There was one thing you did not do at 282 Riverview Road in the seventies; or should I say there was something you had better do and that was fill my father’s ice cube trays. When Steve came home from his travels as a sales engineer for a paper company, he went directly to the freezer, in search of the frozen pearls that would help keep his alcoholic beverage of choice as cold as the Northern Hemisphere.
Of course, as kids and then teenagers, we had absolutely no respect for his wishes, and this would never end well.
“Son of a B I T C H,” was all he had to say and us kids would run in thirty different directions.

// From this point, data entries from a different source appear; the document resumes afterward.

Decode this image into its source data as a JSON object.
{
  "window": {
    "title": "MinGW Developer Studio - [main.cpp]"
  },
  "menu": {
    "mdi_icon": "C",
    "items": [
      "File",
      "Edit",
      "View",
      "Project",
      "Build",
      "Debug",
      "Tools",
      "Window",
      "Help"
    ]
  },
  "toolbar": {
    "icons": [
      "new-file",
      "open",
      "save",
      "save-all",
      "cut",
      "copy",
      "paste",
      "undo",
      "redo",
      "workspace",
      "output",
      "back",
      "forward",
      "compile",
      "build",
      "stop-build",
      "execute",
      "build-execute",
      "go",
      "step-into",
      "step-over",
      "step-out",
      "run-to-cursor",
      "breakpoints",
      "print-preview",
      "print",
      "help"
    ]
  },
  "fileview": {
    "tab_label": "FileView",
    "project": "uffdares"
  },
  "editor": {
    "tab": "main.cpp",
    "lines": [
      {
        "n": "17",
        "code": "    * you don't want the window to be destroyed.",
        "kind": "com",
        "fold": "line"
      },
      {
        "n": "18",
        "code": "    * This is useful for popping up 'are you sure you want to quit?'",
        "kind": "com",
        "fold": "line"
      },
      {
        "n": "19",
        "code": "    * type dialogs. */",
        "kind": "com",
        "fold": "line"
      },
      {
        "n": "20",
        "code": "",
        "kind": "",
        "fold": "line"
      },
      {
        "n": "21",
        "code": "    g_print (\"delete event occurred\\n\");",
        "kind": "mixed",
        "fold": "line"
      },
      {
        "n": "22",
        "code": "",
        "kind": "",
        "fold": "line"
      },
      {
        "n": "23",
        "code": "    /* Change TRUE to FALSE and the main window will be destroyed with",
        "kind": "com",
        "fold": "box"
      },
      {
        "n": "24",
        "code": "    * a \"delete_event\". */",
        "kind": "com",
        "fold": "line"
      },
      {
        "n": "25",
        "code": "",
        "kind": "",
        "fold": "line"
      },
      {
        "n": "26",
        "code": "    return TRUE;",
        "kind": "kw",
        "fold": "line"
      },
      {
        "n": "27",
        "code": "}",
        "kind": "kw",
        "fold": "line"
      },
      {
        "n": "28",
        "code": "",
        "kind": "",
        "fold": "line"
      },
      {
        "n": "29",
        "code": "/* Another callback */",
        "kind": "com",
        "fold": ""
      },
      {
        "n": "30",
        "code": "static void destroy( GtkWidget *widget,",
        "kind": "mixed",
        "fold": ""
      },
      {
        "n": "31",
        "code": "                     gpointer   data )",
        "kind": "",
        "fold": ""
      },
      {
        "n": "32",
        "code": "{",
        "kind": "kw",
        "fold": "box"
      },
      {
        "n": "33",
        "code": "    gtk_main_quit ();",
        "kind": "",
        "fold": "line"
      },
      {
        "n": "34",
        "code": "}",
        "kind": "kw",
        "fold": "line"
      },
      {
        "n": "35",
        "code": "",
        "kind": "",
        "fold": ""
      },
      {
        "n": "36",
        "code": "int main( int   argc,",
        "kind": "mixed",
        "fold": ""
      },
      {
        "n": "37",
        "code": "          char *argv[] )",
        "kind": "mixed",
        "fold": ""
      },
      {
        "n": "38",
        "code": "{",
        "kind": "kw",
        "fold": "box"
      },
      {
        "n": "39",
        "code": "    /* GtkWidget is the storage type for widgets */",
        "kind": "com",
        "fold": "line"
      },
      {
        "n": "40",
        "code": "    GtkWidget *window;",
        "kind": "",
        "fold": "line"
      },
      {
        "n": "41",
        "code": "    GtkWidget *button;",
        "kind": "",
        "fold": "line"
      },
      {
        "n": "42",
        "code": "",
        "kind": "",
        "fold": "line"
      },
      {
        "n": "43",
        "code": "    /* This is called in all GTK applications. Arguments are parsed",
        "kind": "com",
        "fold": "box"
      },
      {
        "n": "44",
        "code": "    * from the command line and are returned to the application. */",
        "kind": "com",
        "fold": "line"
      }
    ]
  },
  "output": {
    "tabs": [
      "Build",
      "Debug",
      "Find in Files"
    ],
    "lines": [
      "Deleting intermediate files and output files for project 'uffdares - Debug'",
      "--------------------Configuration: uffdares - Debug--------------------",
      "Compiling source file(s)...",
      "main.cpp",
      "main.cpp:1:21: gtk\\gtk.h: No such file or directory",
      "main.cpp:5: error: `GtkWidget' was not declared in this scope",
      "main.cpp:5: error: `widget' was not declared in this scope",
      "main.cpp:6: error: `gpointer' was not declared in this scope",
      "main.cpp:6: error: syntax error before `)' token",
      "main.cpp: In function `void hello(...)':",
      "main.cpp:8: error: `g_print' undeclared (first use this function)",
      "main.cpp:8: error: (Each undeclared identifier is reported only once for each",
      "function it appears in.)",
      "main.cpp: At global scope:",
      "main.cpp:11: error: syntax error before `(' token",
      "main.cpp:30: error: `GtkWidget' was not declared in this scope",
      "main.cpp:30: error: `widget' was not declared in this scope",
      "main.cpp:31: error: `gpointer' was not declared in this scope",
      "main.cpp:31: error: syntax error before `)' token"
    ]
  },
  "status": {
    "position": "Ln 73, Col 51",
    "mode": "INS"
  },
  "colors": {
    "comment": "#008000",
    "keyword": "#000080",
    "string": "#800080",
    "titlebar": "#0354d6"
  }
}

“Jesus, Christ, Mary and JOSEPH, what the hell happens to my ice cubes??????? Is it THAT HARD TO FILL A G.D. TRAY WITH WATER AND PUT IT BACK IN THE FREEZER? Mary Lou!!!!!!!!!!!!!! The kids screwed me again……son of a B I T C H!”
For some reason, (pretty sure my dad had laser vision goggles, which he would don as soon as he pulled into the driveway)….he would go from the kitchen, directly upstairs to unpack-and there he would once again become the victim of unspeakable foul play, for he would immediately notice that I, his very own daughter, had borrowed a pair of his socks!!!!!! This would only serve to further provoke him, and for the life of me I can’t remember why I didn’t wear my own tightie whities. Were daddy’s tube socks that big of a temptation? Apparently so, because that scenario wreaked havoc on my weekend plans, ears, and self esteem in general.
Don’t get me wrong, that poor man never bought a thing for himself. If it weren’t for my mother, he would have walked around in holey shoes, tattered shirts, or, God FORBID, stretched out stockings. Steve had another quirk, and that was his propensity to find something, anything wrong when we cleaned up the kitchen. I will never forget the hours I spent in a Bennigan’s, preaching to my sister that dad was not a monster, he loved her and there was absolutely nothing to fear but fear itself.
And so it was, that drunken evening, when my dad said goodnight on the way through the kitchen, I gave her the nod, like, okay, now tell him you love him.
“I love you dad.”
“That’s nice honey. Don’t forget to load the dishwasher.”